Hacker News new | ask | show | jobs
by Frotag 167 days ago
I've tried self-hosting with navidrome [0] / plex / jellyfin but the thing I miss most is music discovery via radios / discover weekly. I've tried replicating it a few times with embedding vectors + vector search but at best it finds songs in the (sub)-genre with the tempo / mood being pretty different.

Maybe I just need better data, been meaning to try again when that spotify crawl by annas-archive gets released. I've just been using musicbrainz [1] and youtube. Model-wise I've tried off-the-shelf ones like [2] and [3] and training auto-encoders like VAEs / MAEs [4]

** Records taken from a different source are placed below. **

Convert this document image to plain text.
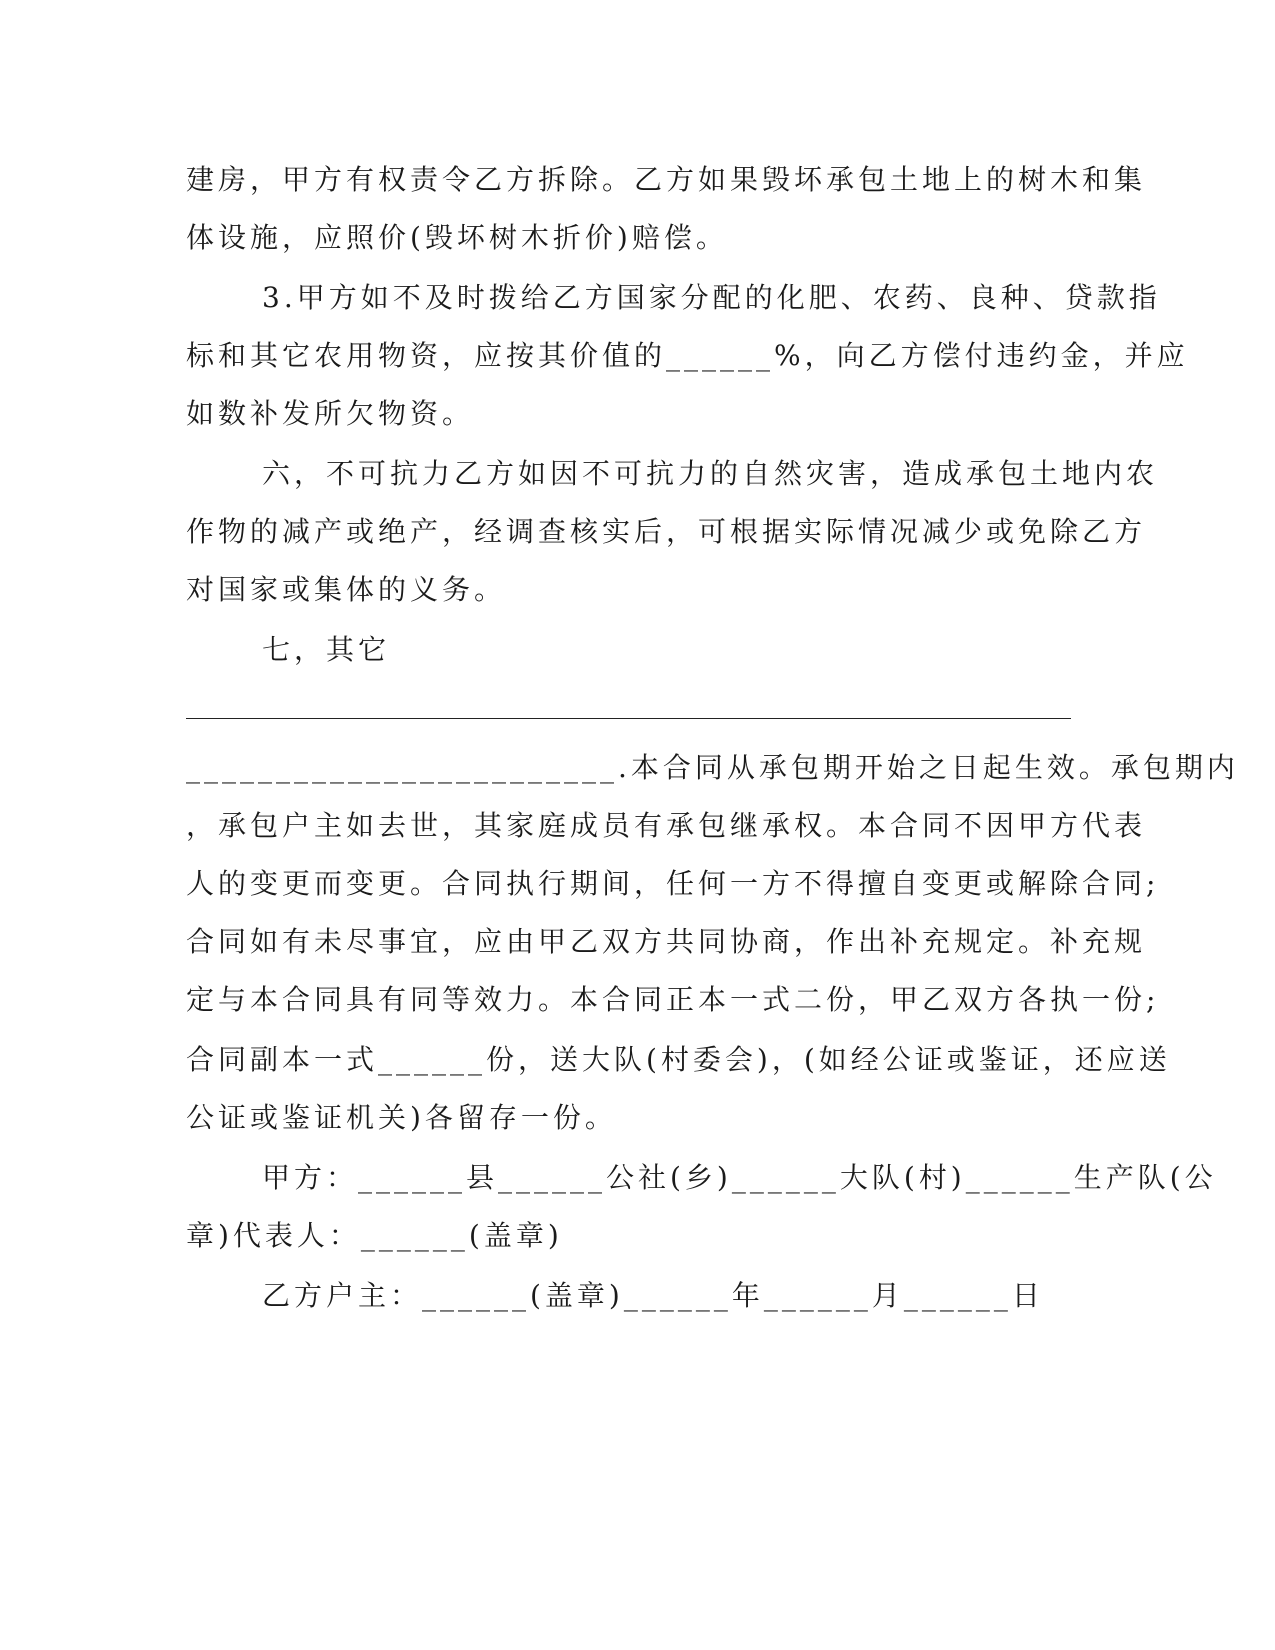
建房，甲方有权责令乙方拆除。乙方如果毁坏承包土地上的树木和集
体设施，应照价(毁坏树木折价)赔偿。
3.甲方如不及时拨给乙方国家分配的化肥、农药、良种、贷款指
标和其它农用物资，应按其价值的______%，向乙方偿付违约金，并应
如数补发所欠物资。
六，不可抗力乙方如因不可抗力的自然灾害，造成承包土地内农
作物的减产或绝产，经调查核实后，可根据实际情况减少或免除乙方
对国家或集体的义务。
七，其它
________________________.本合同从承包期开始之日起生效。承包期内
，承包户主如去世，其家庭成员有承包继承权。本合同不因甲方代表
人的变更而变更。合同执行期间，任何一方不得擅自变更或解除合同;
合同如有未尽事宜，应由甲乙双方共同协商，作出补充规定。补充规
定与本合同具有同等效力。本合同正本一式二份，甲乙双方各执一份;
合同副本一式______份，送大队(村委会)，(如经公证或鉴证，还应送
公证或鉴证机关)各留存一份。
甲方：______县______公社(乡)______大队(村)______生产队(公
章)代表人：______(盖章)
乙方户主：______(盖章)______年______月______日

[0] - https://www.navidrome.org/

[1] - https://musicbrainz.org/

[2] - https://github.com/LAION-AI/CLAP

[3] - https://github.com/SonyCSLParis/music2latent

[4] - https://arxiv.org/pdf/2207.06405

3 comments

i've found the essentia models to be pretty good for vector similarity. much better results than CLAP https://essentia.upf.edu/models.html#discogs-effnet

have a service running here if you're into electronic music and want to poke around https://cosine.club/

With the recent data leak of Spotify‘s entire playlist database, you might be able to build something considerably better for music discovery now!
This is the main factor that makes me leery to try going the full self host route.